A recent post headlined Psalm 19, which describes how God reveals Himself in the created order. That psalm proceeds to describe God’s self-revelation through His Law (which, at the time of the psalmist, was pretty much the only group of books recognized as “the written Word of God” or Bible):
“The law of the Lord is perfect,
reviving the soul;
the testimony of the Lord is sure,
making wise the simple;
the precepts of the Lord are right,
rejoicing the heart;
the commandment of the Lord is pure,
enlightening the eyes;
the fear of the Lord is clean,
the rules of the Lord are true,
and righteous altogether.
More to be desired are they than gold,
even much fine gold;
sweeter also than honey
and drippings of the honeycomb.
Moreover, by them is your servant warned;
in keeping them there is great reward.
Who can discern his errors?
Declare me innocent from hidden faults.
Keep back your servant also from presumptuous sins;
let them not have dominion over me!
Then I shall be blameless,
and innocent of great transgression.
Let the words of my mouth and the meditation of my heart
be acceptable in your sight,
O Lord, my rock and my redeemer” (Psalms 19:7–14)
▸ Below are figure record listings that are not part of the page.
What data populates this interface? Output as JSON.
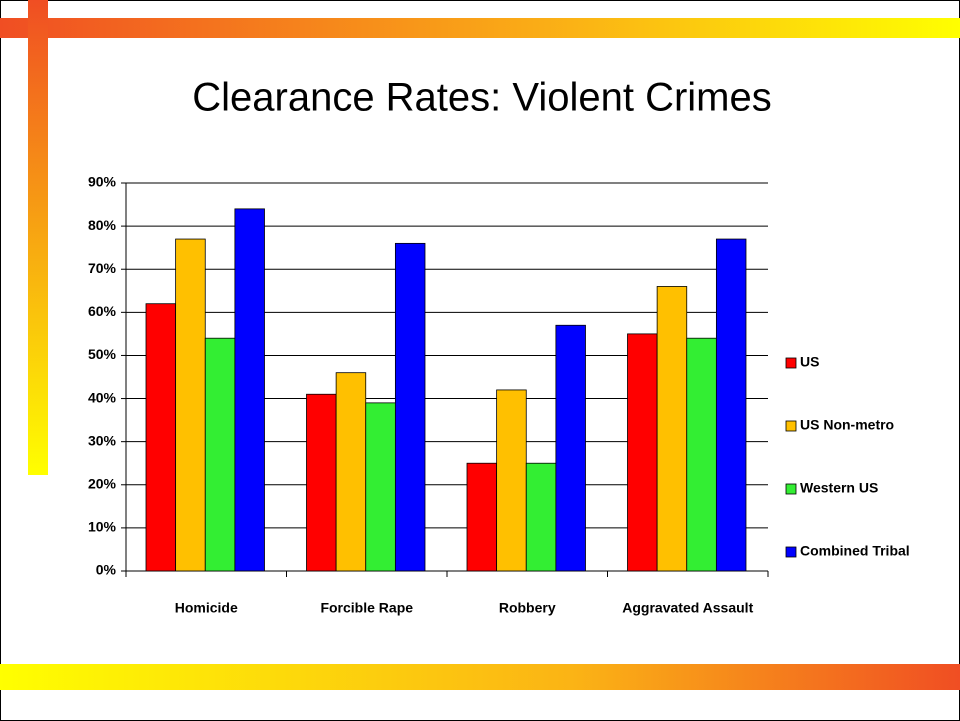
{
  "chart_data": {
    "type": "bar",
    "title": "Clearance Rates: Violent Crimes",
    "categories": [
      "Homicide",
      "Forcible Rape",
      "Robbery",
      "Aggravated Assault"
    ],
    "series": [
      {
        "name": "US",
        "color": "#ff0000",
        "values": [
          62,
          41,
          25,
          55
        ]
      },
      {
        "name": "US Non-metro",
        "color": "#ffc000",
        "values": [
          77,
          46,
          42,
          66
        ]
      },
      {
        "name": "Western US",
        "color": "#33ee33",
        "values": [
          54,
          39,
          25,
          54
        ]
      },
      {
        "name": "Combined Tribal",
        "color": "#0000ff",
        "values": [
          84,
          76,
          57,
          77
        ]
      }
    ],
    "ylim": [
      0,
      90
    ],
    "yticks": [
      {
        "value": 0,
        "label": "0%"
      },
      {
        "value": 10,
        "label": "10%"
      },
      {
        "value": 20,
        "label": "20%"
      },
      {
        "value": 30,
        "label": "30%"
      },
      {
        "value": 40,
        "label": "40%"
      },
      {
        "value": 50,
        "label": "50%"
      },
      {
        "value": 60,
        "label": "60%"
      },
      {
        "value": 70,
        "label": "70%"
      },
      {
        "value": 80,
        "label": "80%"
      },
      {
        "value": 90,
        "label": "90%"
      }
    ],
    "grid": true,
    "legend": "right"
  }
}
God’s power and glory can be seen in creation, including the apparent motion of the sun across the sky. Other Old Testament authors would see God’s power and glory in other parts of nature: the wonders of the night sky; the awesome power of a turbulent storm; the gentle rain that allows life to spring forth upon the earth; the diversity of animals and plants that inhabited the land; and so on. Yet, Psalm 19 reminds us to move on. God has spoken. He has given us His Law. He has shown us how to live. His words and wisdom revive the soul, give wisdom, rejoice the heart, and enlighten the eyes. His Word abides forever. It is priceless. It protects us from the consequences of folly. He has given us His Word to preserve and direct us and to draw us to Himself.